Berkshire Hathaway Under US FSOC Lens – Bloomberg

Updated on

Bloomberg says that Warren Buffet-owned Berkshire Hathaway Inc. (NYSE:BRK.A) (NYSE:BRK.B) is being examined by the U.S. Financial Stability Oversight Council (FSOC) to assess whether the company, which has the world’s fourth largest reinsurance business globally, has the potential to threaten the stability of the country’s financial system were it to fail.

Bloomberg based its report on information from “two people with knowledge of the matter,” and said the study had not been made public since it was still preliminary. It should not also be construed that the FSOC had already made up its mind, said Bloomberg, with any decision being “months away.”

Non-banking financial firms already designated by FSOC

The FSOC is charged with the responsibility to identify any entities that could expose the financial system to systemic risk by virtue of their operations. Any such identified entities would be subjected by the Fed to stress testing for likely risky situations as well as be required to maintain higher levels of capital and liquidity, and maintain leverage within limits.

American International Group Inc (NYSE:AIG), Prudential Financial Inc (NYSE:PRU) and General Electric Company (NYSE:GE)’s finance arm have already been designated as systemically important by the FSOC.

Why Berkshire Hathaway?

Berkshire Hathaway Inc. (NYSE:BRK.A) (NYSE:BRK.B)’s massive reinsurance business generated 2012 premiums of $16.1B, says Bloomberg, quoting figures from Standard & Poor. Other metrics that drew Berkshire into the FSOC’s evaluation, according to Bloomberg, include:

  • $458.1B of assets as on September 30
  • $31.4B of CDS as on January 17
  • $5.8B in derivative liabilities

Insurance operations: What are the risks to Berkshire itself?

It is interesting to note Warren Buffet’s views on the business risks Berkshire Hathaway Inc. (NYSE:BRK.A) (NYSE:BRK.B) faces from its various insurance operations.

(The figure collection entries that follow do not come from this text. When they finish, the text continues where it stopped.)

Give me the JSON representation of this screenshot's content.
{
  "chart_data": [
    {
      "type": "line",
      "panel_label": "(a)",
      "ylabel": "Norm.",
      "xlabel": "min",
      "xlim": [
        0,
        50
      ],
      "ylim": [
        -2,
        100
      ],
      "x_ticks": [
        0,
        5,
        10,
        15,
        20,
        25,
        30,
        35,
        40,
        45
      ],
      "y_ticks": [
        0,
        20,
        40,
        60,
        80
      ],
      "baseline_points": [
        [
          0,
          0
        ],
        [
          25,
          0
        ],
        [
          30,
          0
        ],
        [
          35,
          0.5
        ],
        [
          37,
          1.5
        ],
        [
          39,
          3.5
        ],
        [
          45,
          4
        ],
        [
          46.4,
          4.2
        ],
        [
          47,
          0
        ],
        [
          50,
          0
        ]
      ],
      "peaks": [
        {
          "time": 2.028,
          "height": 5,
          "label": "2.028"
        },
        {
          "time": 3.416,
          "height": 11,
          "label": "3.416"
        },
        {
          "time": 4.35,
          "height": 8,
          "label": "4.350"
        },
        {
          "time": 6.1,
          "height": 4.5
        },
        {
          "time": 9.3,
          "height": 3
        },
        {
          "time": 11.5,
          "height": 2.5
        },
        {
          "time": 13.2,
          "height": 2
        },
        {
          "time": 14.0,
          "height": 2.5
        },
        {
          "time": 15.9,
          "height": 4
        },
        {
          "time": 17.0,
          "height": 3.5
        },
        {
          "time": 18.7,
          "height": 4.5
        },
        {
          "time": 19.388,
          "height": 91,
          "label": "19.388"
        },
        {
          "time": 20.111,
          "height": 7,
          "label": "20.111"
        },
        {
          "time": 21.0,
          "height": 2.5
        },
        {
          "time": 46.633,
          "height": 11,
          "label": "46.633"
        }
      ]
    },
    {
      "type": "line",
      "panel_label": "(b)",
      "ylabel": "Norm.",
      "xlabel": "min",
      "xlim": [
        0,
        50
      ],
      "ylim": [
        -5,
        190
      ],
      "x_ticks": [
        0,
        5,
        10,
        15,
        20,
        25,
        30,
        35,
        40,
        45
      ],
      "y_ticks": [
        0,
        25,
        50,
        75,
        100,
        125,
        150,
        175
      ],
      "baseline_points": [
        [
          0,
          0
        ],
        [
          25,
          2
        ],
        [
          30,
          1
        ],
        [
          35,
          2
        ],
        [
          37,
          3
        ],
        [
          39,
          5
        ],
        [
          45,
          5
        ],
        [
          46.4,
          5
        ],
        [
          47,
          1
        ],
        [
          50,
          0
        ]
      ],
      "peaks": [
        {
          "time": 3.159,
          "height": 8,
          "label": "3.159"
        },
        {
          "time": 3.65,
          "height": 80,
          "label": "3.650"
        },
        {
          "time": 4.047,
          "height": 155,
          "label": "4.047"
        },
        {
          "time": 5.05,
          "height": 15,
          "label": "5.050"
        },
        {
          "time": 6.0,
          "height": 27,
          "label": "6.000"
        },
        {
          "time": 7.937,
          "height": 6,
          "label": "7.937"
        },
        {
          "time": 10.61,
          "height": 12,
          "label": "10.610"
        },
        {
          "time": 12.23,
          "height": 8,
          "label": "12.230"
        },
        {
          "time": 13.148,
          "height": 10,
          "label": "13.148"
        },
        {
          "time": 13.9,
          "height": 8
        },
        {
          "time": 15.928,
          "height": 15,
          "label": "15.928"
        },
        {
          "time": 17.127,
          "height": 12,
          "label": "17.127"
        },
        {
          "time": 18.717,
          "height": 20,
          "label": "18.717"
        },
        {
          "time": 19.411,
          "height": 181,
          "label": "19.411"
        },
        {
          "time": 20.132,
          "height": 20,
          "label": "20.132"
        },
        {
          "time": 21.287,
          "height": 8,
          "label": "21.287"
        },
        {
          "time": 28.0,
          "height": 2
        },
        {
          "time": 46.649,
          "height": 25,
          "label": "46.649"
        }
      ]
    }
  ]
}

“If the insurance industry should experience a $250 billion loss from some mega-catastrophe – a loss about triple anything it has ever experienced – Berkshire as a whole would likely record a significant profit for the year because it has so many streams of earnings. All other major insurers and reinsurers would meanwhile be far in the red, with some facing insolvency” – Warren Buffett, 2012 Shareholder Letter, Berkshire Hathaway.

The above remark is in the context of Berkshire Hathaway Reinsurance Group, run by Buffett’s trusted aide Ajit Jain.

In the same letter, Buffett says that Berkshire’s GEICO insurance unit earned an underwriting profit in 2012 despite suffering its largest single loss in history on account of Hurricane Sandy, which cost GEICO more than three times the loss it sustained from Katrina, the previous record-holder.

Given these business strengths, the $40B cash on its balance sheet, and its AA rating from S&P 500 (INDEXSP:.INX), Berkshire Hathaway Inc. (NYSE:BRK.A) (NYSE:BRK.B) appears unlikely to be a source of systemic shock to the financial system.